Ne yazık ki, bu ülkede suçlular ancak tesadüflerin ve doğanın gazabının bir sonucu olarak ortaya çıkmaktadır. Ancak suçlular öyle güçlüdürler ki, onların suçlarının ortaya çıkması masumların felâkete uğraması pahasına gerçekleşmektedir.
Deprem bir doğa olayı olsa da, deprem bölgesine imar izni verenler pişkin bir şekilde bu felâketi Allah’a bağlıyorlar. Şahsen ben sayısız bebeği (uyurken meleklerin onları zevkle seyrettiği söylenen minikleri) anne ve babasız bıraktığını düşündüğüm bir Tanrı’ya inanmazdım. Ama babasız büyüyüp de, bir depremde tüm çocuklarını ve karısını kaybeden bir adamı -tıpkı kızma birader oyunundaki gibi- başa döndüren eğer Tanrı ise dindar olmanın bir anlamı bulunamazdı.

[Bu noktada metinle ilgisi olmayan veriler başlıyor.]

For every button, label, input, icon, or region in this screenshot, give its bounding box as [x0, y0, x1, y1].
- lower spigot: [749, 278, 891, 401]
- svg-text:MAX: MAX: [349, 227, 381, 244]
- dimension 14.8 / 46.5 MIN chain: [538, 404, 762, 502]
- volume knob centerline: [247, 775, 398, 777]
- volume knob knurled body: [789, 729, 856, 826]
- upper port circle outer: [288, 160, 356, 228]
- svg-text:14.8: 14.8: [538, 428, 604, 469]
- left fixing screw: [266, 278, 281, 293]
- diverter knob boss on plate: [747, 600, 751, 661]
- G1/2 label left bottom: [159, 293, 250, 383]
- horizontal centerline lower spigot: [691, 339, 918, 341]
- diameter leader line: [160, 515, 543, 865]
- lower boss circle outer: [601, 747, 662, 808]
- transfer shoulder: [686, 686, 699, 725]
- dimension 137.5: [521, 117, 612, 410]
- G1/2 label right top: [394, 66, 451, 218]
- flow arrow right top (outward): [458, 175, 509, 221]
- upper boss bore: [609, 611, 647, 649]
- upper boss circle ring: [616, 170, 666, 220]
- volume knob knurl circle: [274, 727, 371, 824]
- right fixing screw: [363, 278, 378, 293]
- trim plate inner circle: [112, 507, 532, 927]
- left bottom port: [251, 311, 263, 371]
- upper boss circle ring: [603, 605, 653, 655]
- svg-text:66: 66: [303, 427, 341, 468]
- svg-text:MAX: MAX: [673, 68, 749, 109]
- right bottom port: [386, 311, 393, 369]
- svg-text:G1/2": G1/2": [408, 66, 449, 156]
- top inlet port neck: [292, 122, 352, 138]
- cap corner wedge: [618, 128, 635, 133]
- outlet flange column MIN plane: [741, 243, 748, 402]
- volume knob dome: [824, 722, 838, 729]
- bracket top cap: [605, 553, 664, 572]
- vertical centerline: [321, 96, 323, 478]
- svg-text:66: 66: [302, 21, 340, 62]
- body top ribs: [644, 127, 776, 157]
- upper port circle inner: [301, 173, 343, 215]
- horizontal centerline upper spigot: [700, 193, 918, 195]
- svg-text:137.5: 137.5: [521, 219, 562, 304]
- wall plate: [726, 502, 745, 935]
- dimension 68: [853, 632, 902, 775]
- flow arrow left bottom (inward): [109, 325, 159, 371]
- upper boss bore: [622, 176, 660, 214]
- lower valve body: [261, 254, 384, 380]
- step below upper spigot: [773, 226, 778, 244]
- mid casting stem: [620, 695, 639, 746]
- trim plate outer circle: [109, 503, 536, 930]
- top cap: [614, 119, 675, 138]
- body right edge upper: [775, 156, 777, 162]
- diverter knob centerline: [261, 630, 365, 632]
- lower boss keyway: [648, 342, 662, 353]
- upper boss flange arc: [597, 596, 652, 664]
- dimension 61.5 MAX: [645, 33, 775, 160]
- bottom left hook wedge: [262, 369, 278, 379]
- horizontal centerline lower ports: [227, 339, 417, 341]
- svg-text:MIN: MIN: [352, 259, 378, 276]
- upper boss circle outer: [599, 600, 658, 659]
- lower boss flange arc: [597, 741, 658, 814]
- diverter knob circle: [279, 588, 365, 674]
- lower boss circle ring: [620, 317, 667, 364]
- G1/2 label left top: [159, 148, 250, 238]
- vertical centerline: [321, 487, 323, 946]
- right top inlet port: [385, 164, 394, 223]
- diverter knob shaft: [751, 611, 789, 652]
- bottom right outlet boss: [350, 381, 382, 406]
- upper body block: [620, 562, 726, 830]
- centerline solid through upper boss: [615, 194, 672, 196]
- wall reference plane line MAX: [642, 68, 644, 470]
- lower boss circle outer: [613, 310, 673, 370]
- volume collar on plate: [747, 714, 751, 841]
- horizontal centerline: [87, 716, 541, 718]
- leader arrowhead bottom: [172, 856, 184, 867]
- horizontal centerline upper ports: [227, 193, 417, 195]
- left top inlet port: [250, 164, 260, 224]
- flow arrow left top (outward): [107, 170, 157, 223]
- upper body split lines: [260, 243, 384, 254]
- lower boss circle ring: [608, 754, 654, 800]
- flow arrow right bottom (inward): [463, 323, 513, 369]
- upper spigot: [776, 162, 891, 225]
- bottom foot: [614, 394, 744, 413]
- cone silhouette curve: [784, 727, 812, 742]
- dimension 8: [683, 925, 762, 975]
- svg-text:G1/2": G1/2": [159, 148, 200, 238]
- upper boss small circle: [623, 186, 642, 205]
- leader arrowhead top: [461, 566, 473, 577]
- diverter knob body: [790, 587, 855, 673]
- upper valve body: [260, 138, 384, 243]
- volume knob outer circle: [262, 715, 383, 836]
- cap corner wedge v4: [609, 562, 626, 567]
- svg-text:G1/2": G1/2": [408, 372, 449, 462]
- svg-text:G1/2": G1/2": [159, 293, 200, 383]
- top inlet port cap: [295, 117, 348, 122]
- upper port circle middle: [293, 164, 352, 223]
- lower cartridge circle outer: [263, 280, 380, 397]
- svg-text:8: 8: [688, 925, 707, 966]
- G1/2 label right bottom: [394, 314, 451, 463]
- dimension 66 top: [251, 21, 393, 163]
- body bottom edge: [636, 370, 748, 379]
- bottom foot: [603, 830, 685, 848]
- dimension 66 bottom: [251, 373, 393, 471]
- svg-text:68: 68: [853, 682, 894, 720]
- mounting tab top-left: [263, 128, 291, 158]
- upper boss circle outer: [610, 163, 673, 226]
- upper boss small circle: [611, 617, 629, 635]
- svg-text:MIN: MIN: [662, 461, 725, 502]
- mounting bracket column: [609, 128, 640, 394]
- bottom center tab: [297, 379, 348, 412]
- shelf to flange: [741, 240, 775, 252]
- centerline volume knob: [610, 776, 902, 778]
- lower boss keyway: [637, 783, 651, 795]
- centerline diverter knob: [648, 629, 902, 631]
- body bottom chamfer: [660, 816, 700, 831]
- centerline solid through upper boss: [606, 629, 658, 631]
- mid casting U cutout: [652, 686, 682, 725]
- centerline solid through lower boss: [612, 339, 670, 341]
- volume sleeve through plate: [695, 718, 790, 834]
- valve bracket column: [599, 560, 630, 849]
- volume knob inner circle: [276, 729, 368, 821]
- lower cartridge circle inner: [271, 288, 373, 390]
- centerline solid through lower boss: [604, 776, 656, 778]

“Depremde yıkılmayan evlerin üzerinde Allah yazıyormuş” türünden tevâtürleri yayanlar da, bunlara inananlar da, bu ülkede irrealitenin günlük bir olay haline geldiğinin ispatıdır. Bu dinci sabuklamalara karşı gösterilen toleransın artık insanı bezdirecek boyutlara geldiği ve bundan sonra bu tür sabuklamalara karşı bilimsel bir direniş hakkının doğduğu ayan beyan ortaya çıkmıştır.
Dinci partinin eski lideri, utanmadan, sanki Tanrı’dan işitmiş ve onun sözcüsüymüş gibi bu depremin ondan geldiğini, yolunu şaşıranlara bir uyarı olduğunu söyledi. Dinci televizyonlar “uyurken gelecek olan gazaptan” söz eden ayetleri, sanki insanların acısıyla alay eder gibi yayınlayıp Tanrı’yla insanlar arasında bir tür mesaj taşıyıcı rolüne soyundular. Dinciler İmam Hatipleri kapatan askerlerin başına binanın çöktüğünü söylerken, ellerini oğuşturma isteklerini zor bastırır gibiydiler.
Bütün bunlar bir fikir enkazı değilse nedir?
Din bezirganlarının, mafya babalarının, müteahhit çıkarlarını kollayan partilerin, devleti korumak adı altında faaliyet gösteren eroinci çetelerin, halkın parasını uğruya yedirenlerin, kırk yıldır tepemizde öbeklenmiş ihtiyarların artık hep enkaz olarak kalmalarının zamanı gelmedi mi? Halk “yeter” diye daha ne kadar bağıracak?
İronik ama şu da doğru: Halkımız bizi yönetenlere “gidin!” dese de, bu sözüne kendisi bile inanmaz haldedir. Çünkü hem ne gidin denenler gidecek, ne de gelin diyenler bunu istediğinden emin olacaktır. Bu yüzden bu halk cemaat olmaktan çıkıp cemiyet ilişkilerini öğreninceye kadar duygusal bir şamar oğlanı olarak kalmaya mahkûmdur.
Çünkü bu halk kendisini eşşek gibi çalıştıran, kalın bir sopayla döven, döşek yerine hasırda yatıran zalim babanın bayram günü elini öptürme lütfu karşısında duygulanan küçük bir çocuğa benzer.